Are $$p(\mu \mid \sigma)$$ and $$p(\mu ; \sigma)$$ equivalent?

I've seen the notation $$p(b_i \mid T_i, \delta_i, y_i ; \theta)$$ used to represent the posterior distribution for $$b_i$$. I am assuming that this is the posterior distribution for $$b_i$$ conditional on $$\theta$$ being fixed.

In the past I have written this as $$p(b_i \mid T_i, \delta_i, y_i , \theta)$$. Are both okay?

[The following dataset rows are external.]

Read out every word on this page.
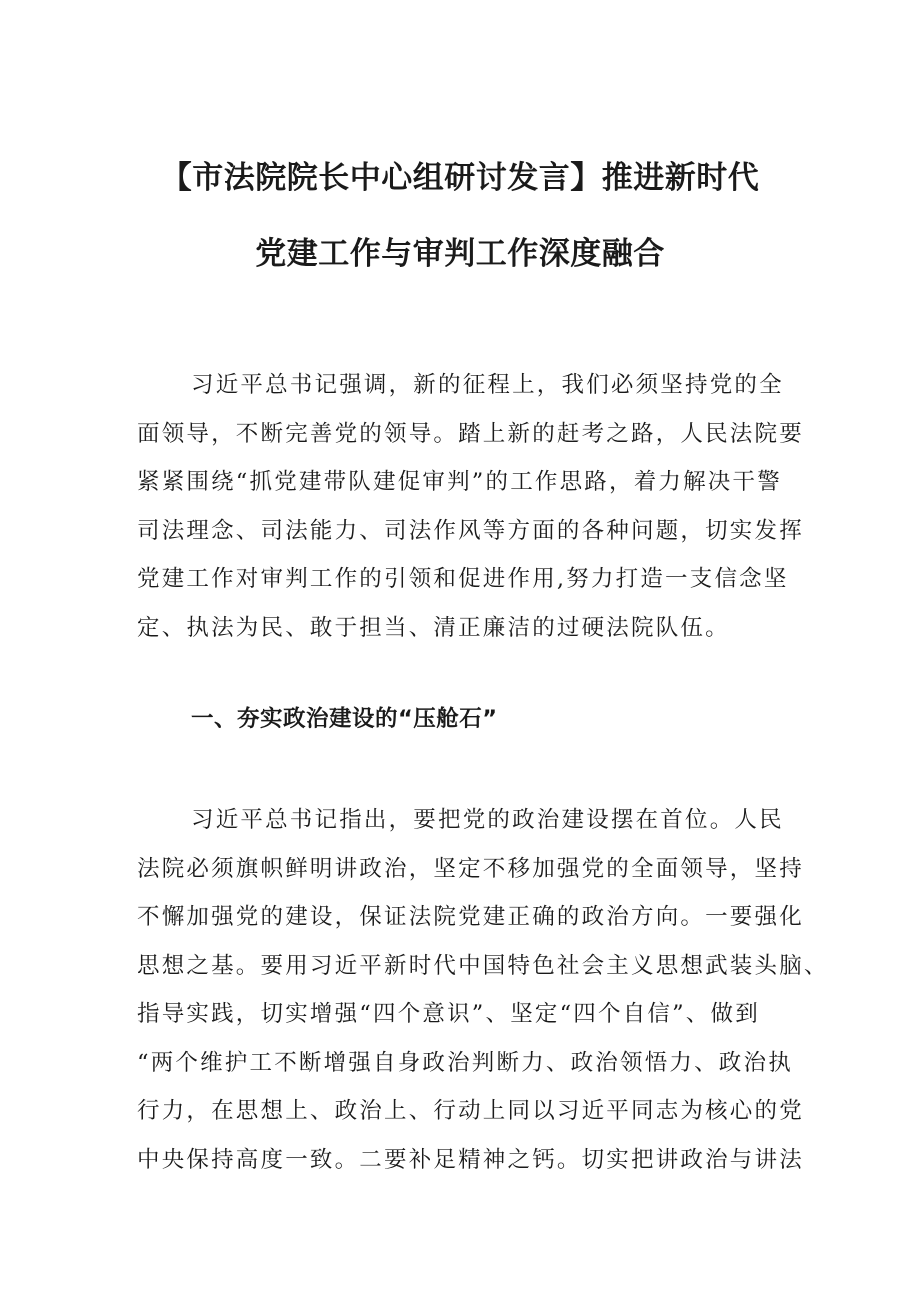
【市法院院长中心组研讨发言】推进新时代
党建工作与审判工作深度融合
习近平总书记强调，新的征程上，我们必须坚持党的全
面领导，不断完善党的领导。踏上新的赶考之路，人民法院要
紧紧围绕“抓党建带队建促审判”的工作思路，着力解决干警
司法理念、司法能力、司法作风等方面的各种问题，切实发挥
党建工作对审判工作的引领和促进作用,努力打造一支信念坚
定、执法为民、敢于担当、清正廉洁的过硬法院队伍。
一、夯实政治建设的“压舱石”
习近平总书记指出，要把党的政治建设摆在首位。人民
法院必须旗帜鲜明讲政治，坚定不移加强党的全面领导，坚持
不懈加强党的建设，保证法院党建正确的政治方向。一要强化
思想之基。要用习近平新时代中国特色社会主义思想武装头脑、
指导实践，切实增强“四个意识”、坚定“四个自信”、做到
“两个维护工不断增强自身政治判断力、政治领悟力、政治执
行力，在思想上、政治上、行动上同以习近平同志为核心的党
中央保持高度一致。二要补足精神之钙。切实把讲政治与讲法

Conditional probability has precise mathematical meaning: $$$$p(\mu|\sigma) = \frac{p(\mu, \sigma)}{p(\sigma)}$$$$ Semicolon in $$p(\mu; \sigma)$$ likely means the same as the comma in $$p(\mu, \sigma)$$ - just a matter of notation. In fact, this is certainly the case in your example, where $$T_i, \delta_i, y_i$$ and $$\theta$$ appear as the conditioning parameters in both expressions, although semicolon is likely to underscore that the nature of parameter $$\theta$$ is somehow different from the rest (probably this parameter is the same for all $$i$$).
• In the example given, $T_i, \delta_i$ and $y_i$ are data, and $\theta$ is a common parameter. I was thinking that a ";" was used to separate a parameter from data in the conditioning; but your comment on differentiating something common to all $i$ from something unique to each $i$ is interesting. I have never seen an example of where this has been used, but it would be interesting to see if, for data $T_i, \delta_i$ and $y_i$, parameters $\theta$ and $a_i$, would the conditioning be $p(b_i \mid T_i, \delta_i, y_i; \theta, a_i)$ or $p(b_i \mid T_i, \delta_i, y_i, a_i; \theta)$